Peygamber Efendimiz’in hayatı incelenirse O’nun, nasıl estetik duygularla yüklü bir hayat anlayışına sahip olduğu uygulamalarından hemen fark edilir. İbn Sa’d’ın rivayet ettiği şu hadis-i şerif buna güzel bir örnek teşkil etmektedir:

  • Hz. Peygamber bir gün bir cenaze merasimine gitmişti. Kabir içinde gözü rahatsız eden hafif bir kazılış hatası görerek bunun derhal düzeltilmesini emretti. Birisi ona bunun ölüye rahatsızlık verip vermeyeceğini sordu. O da, “Aslında böyle şeyler ölüyü ne sıkar ne de ona rahatlık verir, fakat bu sağ olanların gözlerine güzel görünmesi içindir” demiştir.

Birkaç dakika sonra üzeri toprakla örtülecek olan bir kabirde bile gözü rahatsız eden bir pürüzün giderilmesini isteyen Hz.
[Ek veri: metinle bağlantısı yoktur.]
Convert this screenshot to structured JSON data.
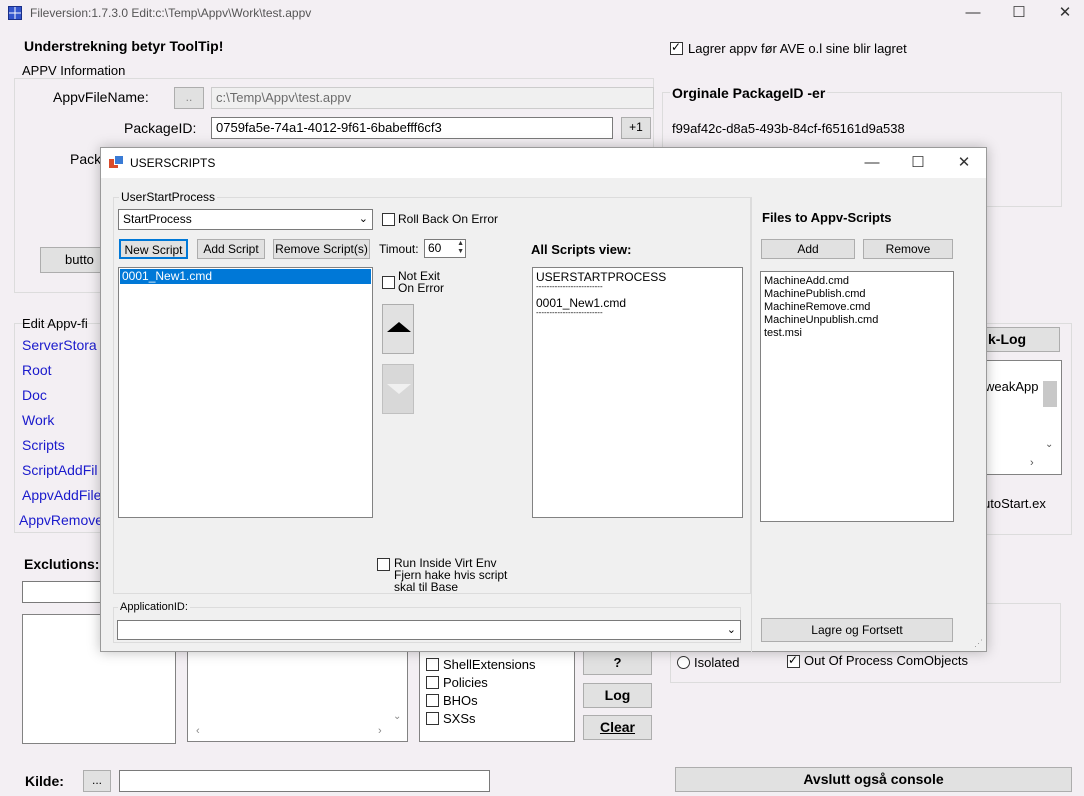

Peygamber’in şu sözü, İslam’ın sanat anlayışına esas teşkil etmektedir: “Allah güzeldir, güzeli sever.” (Tirmizî, Edeb/41; Müslim, İman/147) Bu esas, tevhid inancı etrafında gelişmiş ince ayrıntılarda saklıdır. Bu ayrıntıları yakalayabilmek için Allah (cc)’ın gösterdiği yolu takip etmek lazımdır.